PARTIAL LIST OF SYMPTOMS:
(These were what I experienced, though others commonly experience them also.)
Symptoms of scleroderma
Symptoms of ASIA
Symptoms of Sjogrens Syndrome
Symptoms of Raynaud’s Disease
Esophageal motility issues
Respiratory issues / COPD
Hormonal imbalance with hemorrhage
Impaired kidney function
Anxiety (onset 2010)
Cognitive impairment and brain fog
Systemic fungal infection
Saliva was so thick I could barely swallow it, and often had to spit it out
Acute inflammation in my bladder
Inflammation in my uterus and throat
Hundreds of benign cysts(?) in my uterus
My breasts were ROCK HARD, painful and misshapen
Localized masses, lumps and enlarged lymph nodes (confirmed to be silicone-filled)
My implants were cold gel packs over my heart and lungs. I’d have to warm my breasts in order to fall asleep. I’d wake multiple times through the night from them being cold and would have to re-warm them so I could fall asleep again. During the day I had to wear a vest.

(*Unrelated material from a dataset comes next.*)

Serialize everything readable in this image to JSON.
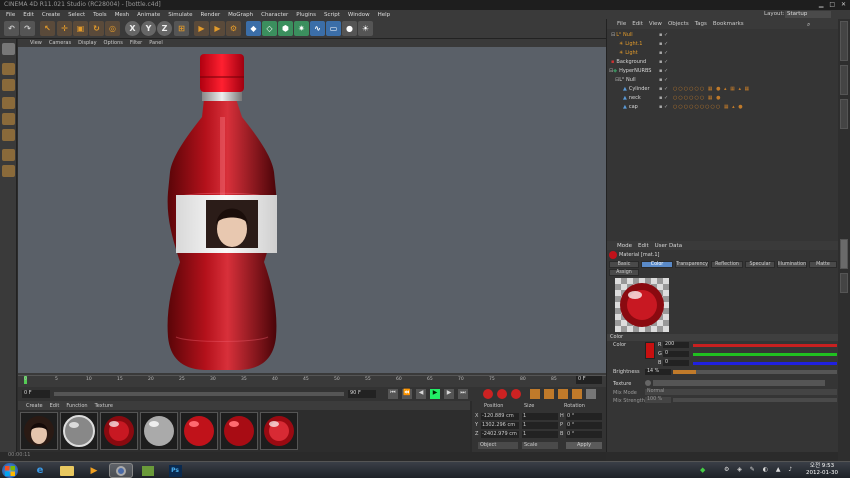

My symptoms became so unbearable I felt I didn’t know how to be human anymore; but, in truth, I didn’t know how to be human with toxic devices within me that had failed so horribly.
ULTRASOUND: MAY 22, 2013
‘THIS PATIENT DEMONSTRATES BILATERAL INTRACAPSULAR RUPTURE OF HER RETROGLANDULAR SILICONE IMPLANTS. IN ADDITION, ON THE LEFT, THERE IS A LARGE EXTRACAPSULAR SILICONE RUPTURE, EXTENDING FROM APPROXIMATELY 3 O’CLOCK POSITION TO 7 O’CLOCK POSITION LATERAL AND DEEP TO THE IMPLANT, ALONG THE CHEST WALL.’
Showed I had extra capsular silicone in the exact places I’d shown doctors that I could feel something wrong inside my chest. It was an exact map of what I’d expressed, but had been discounted as somatization.
DISCOVERED AT THE TIME OF EXPLANT:
Multiple silicone filled granulomas (one of which was an open-ended portal)
Silicone migrated deeply into my chest wall, and up to my lungs
My explant surgeon remarked, “It was really, really bad in there, for multiple reasons. Your implants really needed to come out.”
My first thought when I woke up from the anesthesia was that I could take a full breath for the first time in years.
Post-explant I continue to have silicone filled lymph nodes, lesions, and masses. I have new ones popping up constantly. I have confirmed enlarged lymph nodes throughout my chest wall and neck. I’m in pain 24/7. Many symptoms have either fully resolved or lessened in severity since my implants were removed, though the long term consequence of residual silicone presents continued health challenges.
Storyboard photo above: I lost my spirit, my health and my smile after the point where I was hospitalized and misdiagnosed. I went into the hospital one person and came out someone else – completely broken. I had so much hope I was finally going to get help, but instead they left me to die. I used to have so much ‘life’ in me. I feel a shell of my former self, though in moments, 4 years after having my implants removed, I feel like ‘me’ again.
I’m hopeful that I will make continued progress. Time will tell what happens with the migrated silicone and lesions in my left breast. Regardless of what the future might bring I try to enjoy as much in each day as I can.